The Downing Street version of events is sure to be seized on by the BBC as an admission that Dr Kelly had indeed given Mr Gilligan good reason to make his claims about "sexing up" intelligence.

But the scientist's family and friends are sure to be appalled at the Walter Mitty description of a man who was nominated for the Nobel prize and who was about to join the US-led Iraq survey group's hunt for weapons in Baghdad.

MoD sources have also revealed that Dr Kelly was being investigated for his contacts with journalists long before the dispute over Mr Gilligan's broadcast began. Downing Street will also seek to persuade the Hutton inquiry, which begins its formal hearings next week, that it and the MoD had been forced to publicise Dr Kelly's name by a parliamentary committee.
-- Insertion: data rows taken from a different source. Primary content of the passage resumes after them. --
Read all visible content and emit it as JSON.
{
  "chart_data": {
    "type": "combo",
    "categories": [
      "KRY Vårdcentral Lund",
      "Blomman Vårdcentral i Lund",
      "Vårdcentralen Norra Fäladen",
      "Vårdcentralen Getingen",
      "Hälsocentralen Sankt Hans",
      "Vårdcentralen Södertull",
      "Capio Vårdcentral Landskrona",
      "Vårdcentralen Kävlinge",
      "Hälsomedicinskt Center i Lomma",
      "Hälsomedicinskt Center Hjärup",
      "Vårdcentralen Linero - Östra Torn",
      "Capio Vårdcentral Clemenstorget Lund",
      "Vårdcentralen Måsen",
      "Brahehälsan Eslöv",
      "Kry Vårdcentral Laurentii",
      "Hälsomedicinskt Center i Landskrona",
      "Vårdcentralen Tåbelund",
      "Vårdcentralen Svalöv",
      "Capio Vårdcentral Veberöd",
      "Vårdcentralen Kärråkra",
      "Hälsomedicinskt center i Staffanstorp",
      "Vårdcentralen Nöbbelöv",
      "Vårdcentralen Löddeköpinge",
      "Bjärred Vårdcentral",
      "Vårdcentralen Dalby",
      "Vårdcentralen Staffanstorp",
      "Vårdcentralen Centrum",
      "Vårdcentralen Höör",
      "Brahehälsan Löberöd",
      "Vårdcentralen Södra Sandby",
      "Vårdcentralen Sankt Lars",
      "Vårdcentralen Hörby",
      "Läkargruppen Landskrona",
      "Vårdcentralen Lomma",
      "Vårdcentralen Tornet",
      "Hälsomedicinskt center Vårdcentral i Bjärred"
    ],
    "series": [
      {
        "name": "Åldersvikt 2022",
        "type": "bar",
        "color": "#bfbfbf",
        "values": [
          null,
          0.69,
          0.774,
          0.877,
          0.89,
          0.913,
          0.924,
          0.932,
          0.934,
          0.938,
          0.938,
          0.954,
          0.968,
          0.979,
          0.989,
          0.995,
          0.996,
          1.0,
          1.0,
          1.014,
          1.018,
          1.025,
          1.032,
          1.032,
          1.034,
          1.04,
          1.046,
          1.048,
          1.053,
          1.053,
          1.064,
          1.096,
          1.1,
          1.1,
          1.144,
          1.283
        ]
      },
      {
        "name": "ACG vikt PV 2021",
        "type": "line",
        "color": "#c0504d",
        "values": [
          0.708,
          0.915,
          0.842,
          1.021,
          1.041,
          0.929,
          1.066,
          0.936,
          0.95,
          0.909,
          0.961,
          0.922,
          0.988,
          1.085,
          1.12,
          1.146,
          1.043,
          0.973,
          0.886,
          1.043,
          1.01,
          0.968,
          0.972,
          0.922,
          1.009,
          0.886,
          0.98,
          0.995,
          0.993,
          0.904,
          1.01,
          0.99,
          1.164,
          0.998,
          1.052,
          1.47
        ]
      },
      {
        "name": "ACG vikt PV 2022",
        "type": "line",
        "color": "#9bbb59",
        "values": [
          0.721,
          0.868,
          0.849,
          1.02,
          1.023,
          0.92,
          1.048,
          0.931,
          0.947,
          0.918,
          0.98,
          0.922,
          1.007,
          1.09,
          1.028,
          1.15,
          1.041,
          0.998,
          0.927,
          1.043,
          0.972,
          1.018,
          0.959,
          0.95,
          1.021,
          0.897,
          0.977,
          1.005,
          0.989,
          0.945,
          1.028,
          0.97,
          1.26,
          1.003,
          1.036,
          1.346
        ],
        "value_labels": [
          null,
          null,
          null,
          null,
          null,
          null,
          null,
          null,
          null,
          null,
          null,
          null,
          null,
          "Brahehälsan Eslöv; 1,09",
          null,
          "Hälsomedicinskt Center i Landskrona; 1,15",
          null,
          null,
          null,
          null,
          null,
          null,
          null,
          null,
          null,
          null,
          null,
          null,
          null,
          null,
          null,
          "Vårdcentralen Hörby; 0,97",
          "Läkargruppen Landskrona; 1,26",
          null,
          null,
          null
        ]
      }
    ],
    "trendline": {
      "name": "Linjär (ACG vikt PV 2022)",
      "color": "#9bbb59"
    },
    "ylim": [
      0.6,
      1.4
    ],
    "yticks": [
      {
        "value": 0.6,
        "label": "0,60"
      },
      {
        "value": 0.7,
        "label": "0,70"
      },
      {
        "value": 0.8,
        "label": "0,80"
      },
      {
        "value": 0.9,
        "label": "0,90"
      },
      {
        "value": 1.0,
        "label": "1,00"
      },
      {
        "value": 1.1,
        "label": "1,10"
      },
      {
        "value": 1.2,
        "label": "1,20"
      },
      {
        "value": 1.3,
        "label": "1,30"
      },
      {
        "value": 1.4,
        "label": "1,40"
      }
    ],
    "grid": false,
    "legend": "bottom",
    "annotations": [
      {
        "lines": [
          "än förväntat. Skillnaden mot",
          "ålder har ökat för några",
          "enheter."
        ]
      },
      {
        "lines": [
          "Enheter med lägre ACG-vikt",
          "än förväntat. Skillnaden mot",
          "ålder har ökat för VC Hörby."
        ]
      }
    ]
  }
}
With Tony Blair, Geoff Hoon, the Defence Secretary, and Alastair Campbell, Downing Street's director of communications, all due to give evidence, the stakes could not be higher for the Government. But a main plank of its defence will be that the Intelligence and Security Cabinet Committee (ISC), which is holding its own inquiry into the intelligence case on Iraq, left it with no option but to confirm Dr Kelly's identity.

Sir Kevin Tebbit, the permanent secretary at the MoD, and Sir David Omand, No 10's head of intelligence and security, approached the committee's chairwoman, Ann Taylor, on 8 July to suggest she might want to call Dr Kelly as a witness.

But Ms Taylor is understood to have told them that while the committee would be willing to question the scientist, it could not act "blind". The MoD would first have to issue a public statement that an unnamed official had approached his line manager and was claiming to be the potential source for Mr Gilligan's report. The committee was worried that it might be accused of a cover-up if Dr Kelly's approach was to be made public late.

After the ISC's response, Mr Hoon and Sir Kevin decided on the infamous "confirmation strategy", in which the MoD would issue a statement saying that an employee had come forward and given clues to Dr Kelly's identity. By the next day, it had confirmed his name to journalists.

Since Downing Street also issued its own clues about the identity of the official, a crucial part of Lord Hutton's inquiry will be to discover exactly who authorised such statements.